The U.S. FDA on Tuesday recommended an immediate halt of the use of Johnson & Johnson's COVID-19 vaccine, citing cases of a rare blood clot disorder that six women developed within two weeks of receiving the shot.

The latest: Acting FDA Commissioner Janet Woodcock said at a briefing that she expects the pause to only last "a matter of days," as health officials investigate the data surrounding the "extremely rare" blood clots.

Driving the news: The FDA's recommendation was issued "out of an abundance of caution" and to prepare health providers to recognize and treat patients appropriately, since these types of blood clots require a different kind of treatment.

• The White House said in a statement Tuesday that the pause "will not have a significant impact" on the administration's vaccination plans, noting that it has secured enough Moderna and Pfizer doses for 300 million Americans.
• Nonetheless, some White House officials are concerned that the FDA's decision could increase vaccine hesitancy.

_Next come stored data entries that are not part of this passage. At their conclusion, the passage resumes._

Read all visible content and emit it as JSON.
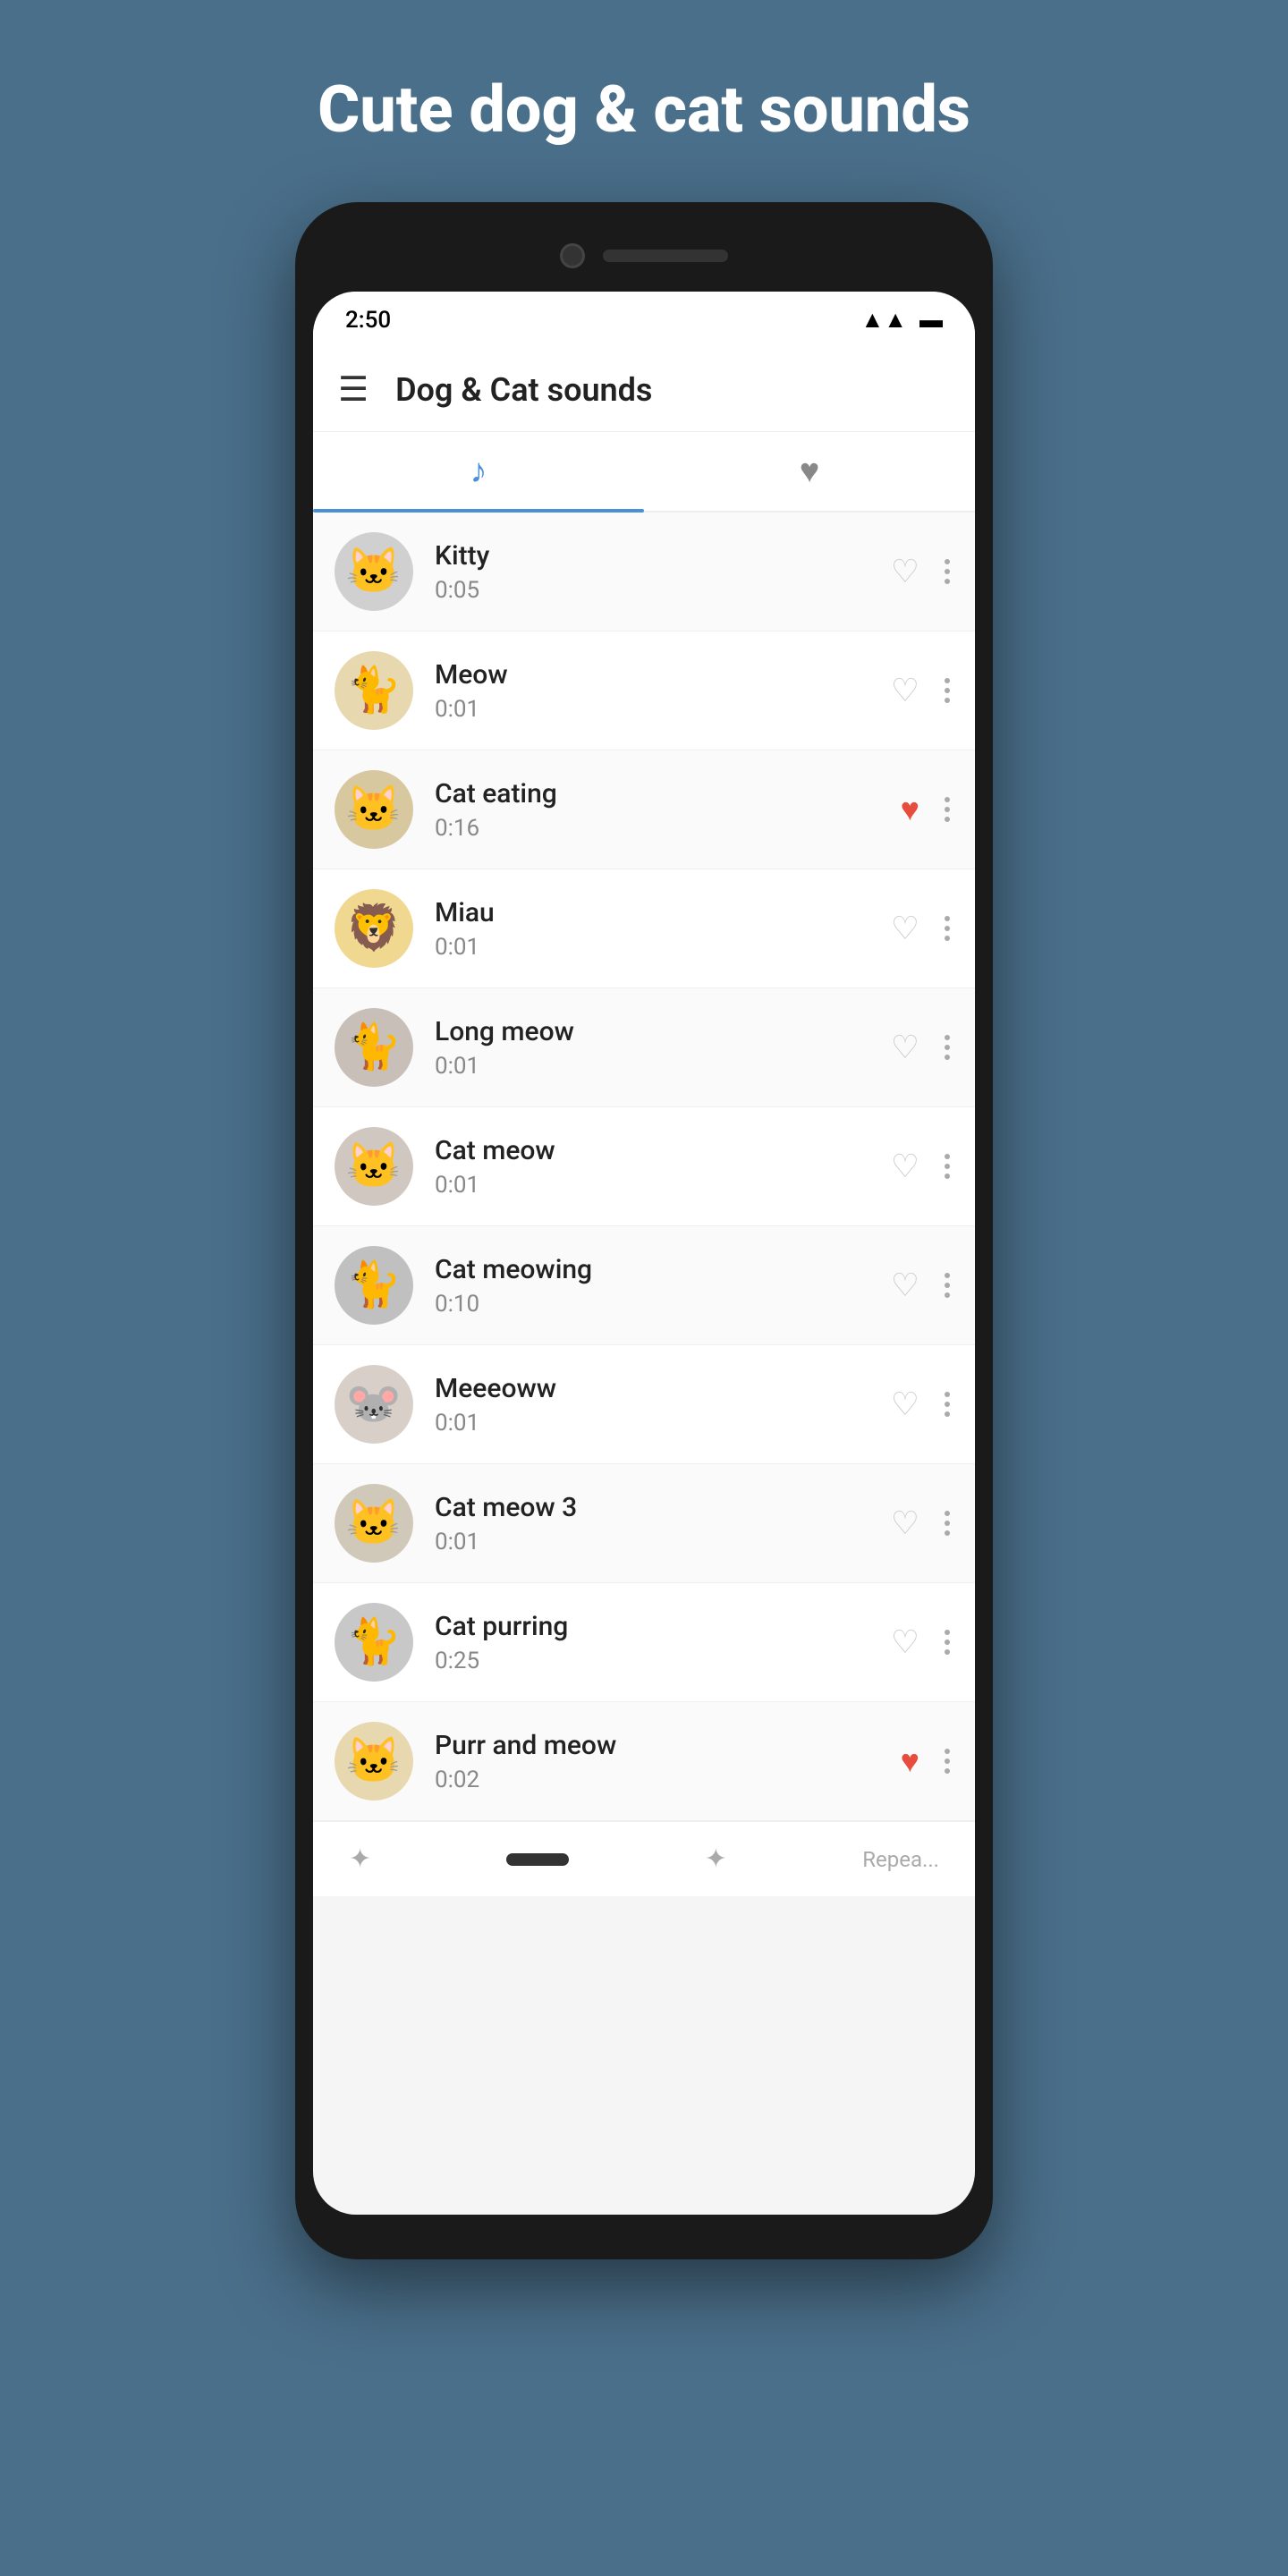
{
  "page": {
    "background_title": "Cute dog & cat sounds",
    "status": {
      "time": "2:50",
      "signal": "📶",
      "battery": "🔋"
    },
    "app": {
      "title": "Dog & Cat sounds",
      "hamburger": "☰"
    },
    "tabs": [
      {
        "id": "music",
        "icon": "♪",
        "active": true
      },
      {
        "id": "favorites",
        "icon": "♥",
        "active": false
      }
    ],
    "sounds": [
      {
        "name": "Kitty",
        "duration": "0:05",
        "favorite": false,
        "emoji": "🐱",
        "avatar_class": "avatar-kitty"
      },
      {
        "name": "Meow",
        "duration": "0:01",
        "favorite": false,
        "emoji": "🐈",
        "avatar_class": "avatar-meow"
      },
      {
        "name": "Cat eating",
        "duration": "0:16",
        "favorite": true,
        "emoji": "🐱",
        "avatar_class": "avatar-eating"
      },
      {
        "name": "Miau",
        "duration": "0:01",
        "favorite": false,
        "emoji": "🦁",
        "avatar_class": "avatar-miau"
      },
      {
        "name": "Long meow",
        "duration": "0:01",
        "favorite": false,
        "emoji": "🐈",
        "avatar_class": "avatar-longmeow"
      },
      {
        "name": "Cat meow",
        "duration": "0:01",
        "favorite": false,
        "emoji": "🐱",
        "avatar_class": "avatar-catmeow"
      },
      {
        "name": "Cat meowing",
        "duration": "0:10",
        "favorite": false,
        "emoji": "🐈",
        "avatar_class": "avatar-meowing"
      },
      {
        "name": "Meeeoww",
        "duration": "0:01",
        "favorite": false,
        "emoji": "🐭",
        "avatar_class": "avatar-meeeoww"
      },
      {
        "name": "Cat meow 3",
        "duration": "0:01",
        "favorite": false,
        "emoji": "🐱",
        "avatar_class": "avatar-catmeow3"
      },
      {
        "name": "Cat purring",
        "duration": "0:25",
        "favorite": false,
        "emoji": "🐈",
        "avatar_class": "avatar-purring"
      },
      {
        "name": "Purr and meow",
        "duration": "0:02",
        "favorite": true,
        "emoji": "🐱",
        "avatar_class": "avatar-purrandmeow"
      }
    ],
    "bottom_bar": {
      "repeat_label": "Repea..."
    }
  }
}
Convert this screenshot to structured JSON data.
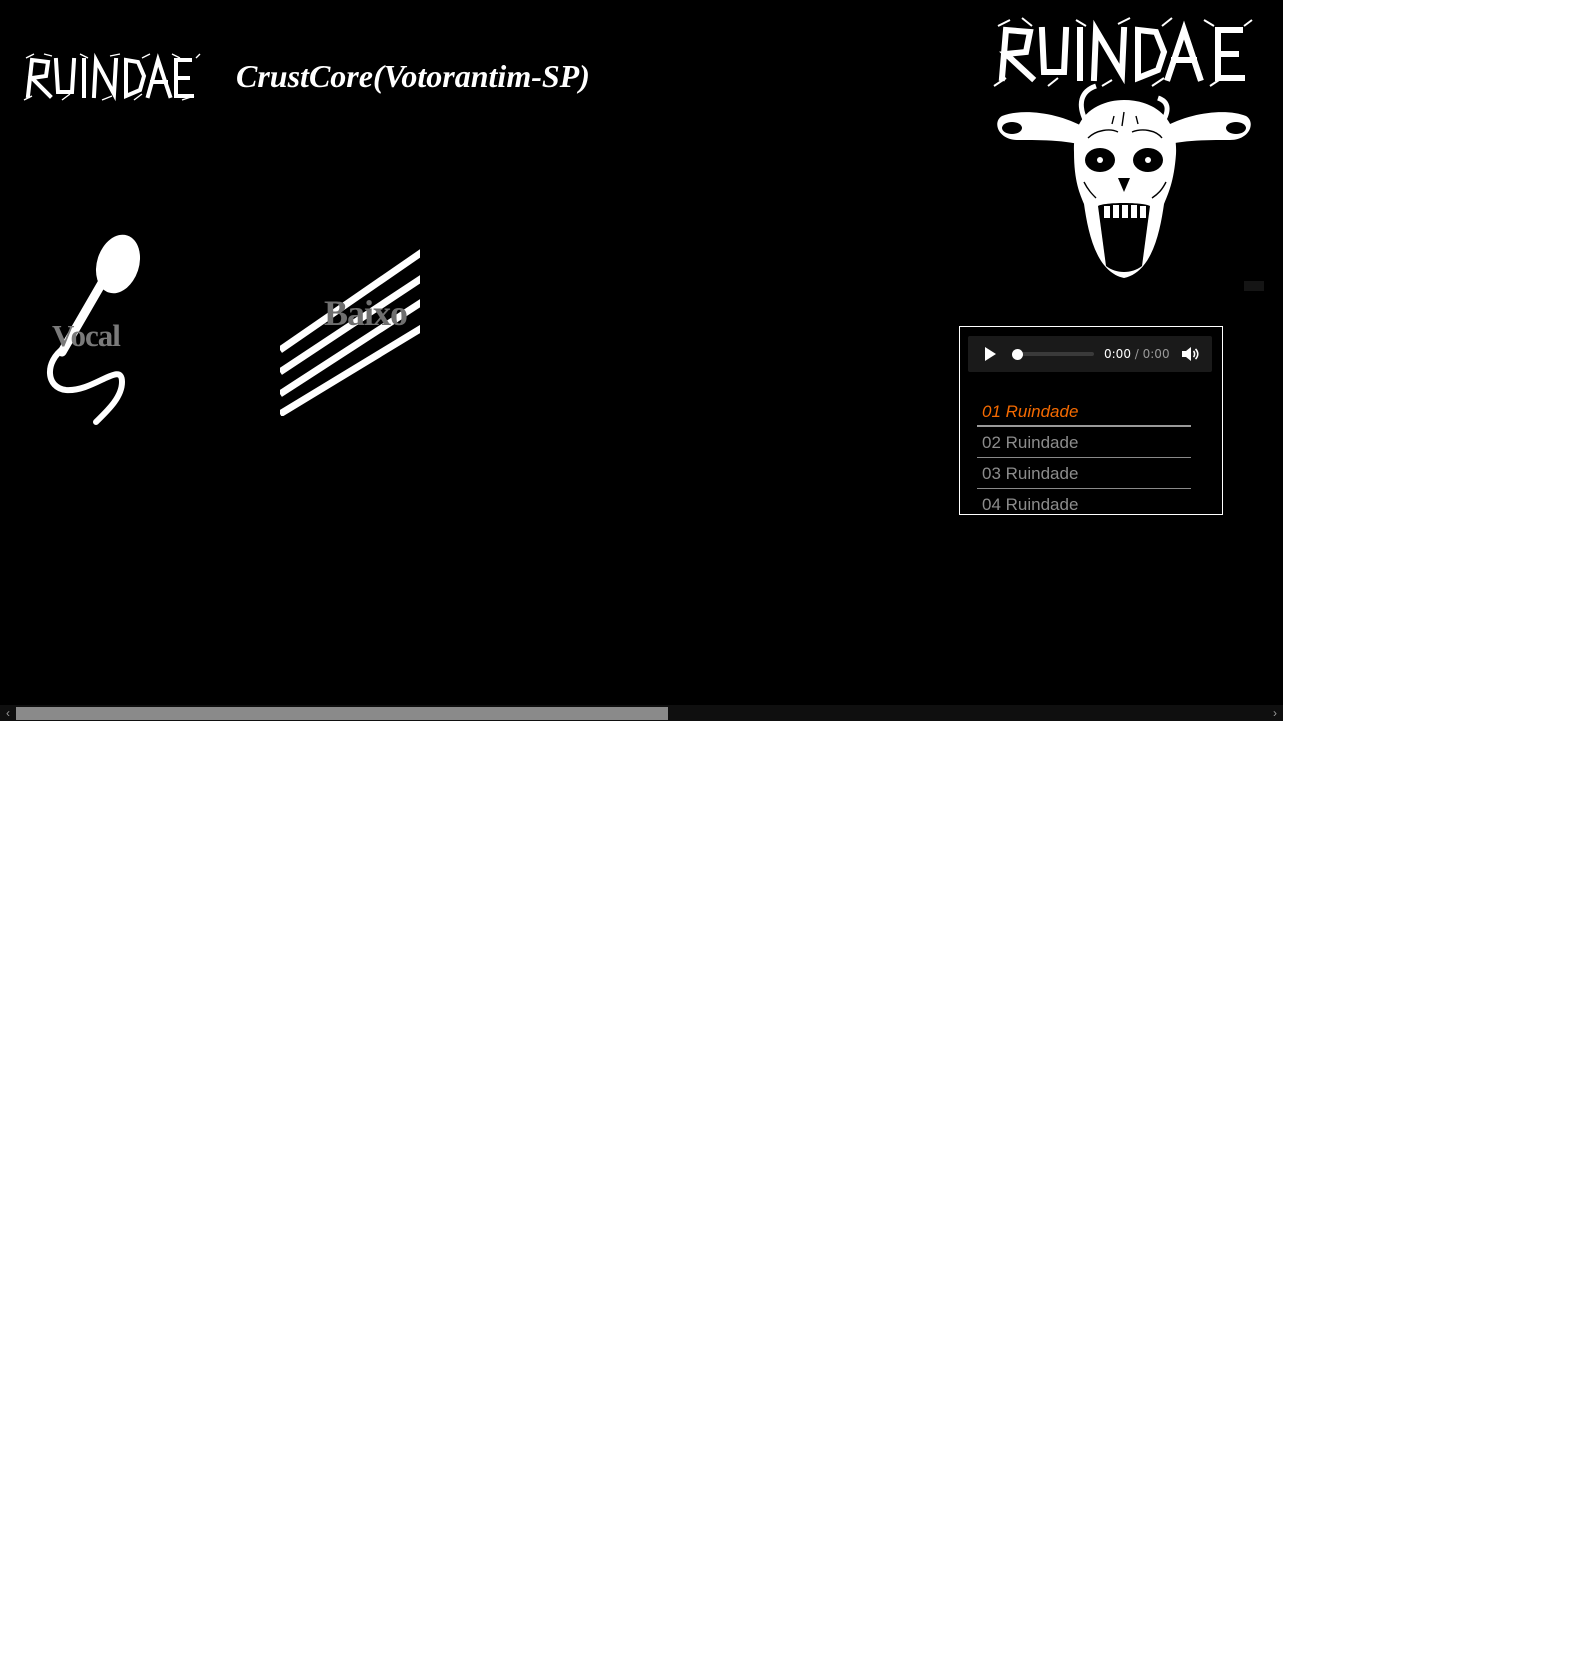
{
  "header": {
    "logo_text": "RUINDADE",
    "title": "CrustCore(Votorantim-SP)"
  },
  "members": {
    "vocal_label": "Vocal",
    "bass_label": "Baixo"
  },
  "player": {
    "current_time": "0:00",
    "separator": " / ",
    "duration": "0:00",
    "progress_fraction": 0,
    "tracks": [
      {
        "title": "01 Ruindade",
        "active": true
      },
      {
        "title": "02 Ruindade",
        "active": false
      },
      {
        "title": "03 Ruindade",
        "active": false
      },
      {
        "title": "04 Ruindade",
        "active": false
      }
    ]
  },
  "colors": {
    "background": "#000000",
    "accent_active_track": "#f56a00",
    "track_text": "#8c8c8c"
  },
  "scrollbar": {
    "left_arrow": "‹",
    "right_arrow": "›"
  }
}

The big picture: Nearly 7 million Johnson & Johnson doses have been administered in the U.S., and another 9 million have been shipped out to the states.

• The six women who developed the blood clots were between the ages of 18 and 48, according to the FDA.
• While people who have received a J&J shot more than a month ago have a relatively low risk of developing any complications, the FDA recommends people vaccinated in the last three weeks contact their health care provider if they are experiencing severe headache, abdominal pain, leg pain or shortness of breath.
• The FDA authorized the vaccine for emergency use on Feb. 27. The U.S. will stop administering the vaccine at federal sites and recommends that states do the same.

What they're saying: "Right now, these adverse events appear to be extremely rare," the FDA and the CDC wrote in a statement.

• "Treatment of this specific type of blood clot is different from the treatment that might typically be administered."
• The agencies noted that the vaccine pause is important "to ensure that the health care provider community is aware of the potential for these adverse events and can plan for proper recognition and management due to the unique treatment required with this type of blood clot."

Between the lines: The CDC said there are too few cases to determine whether there are any subpopulations particularly at risk. The health agencies are not ready to single out any subgroups at this time.

What to watch: A CDC expert committee will convene on Wednesday to "review these cases and assess their potential significance."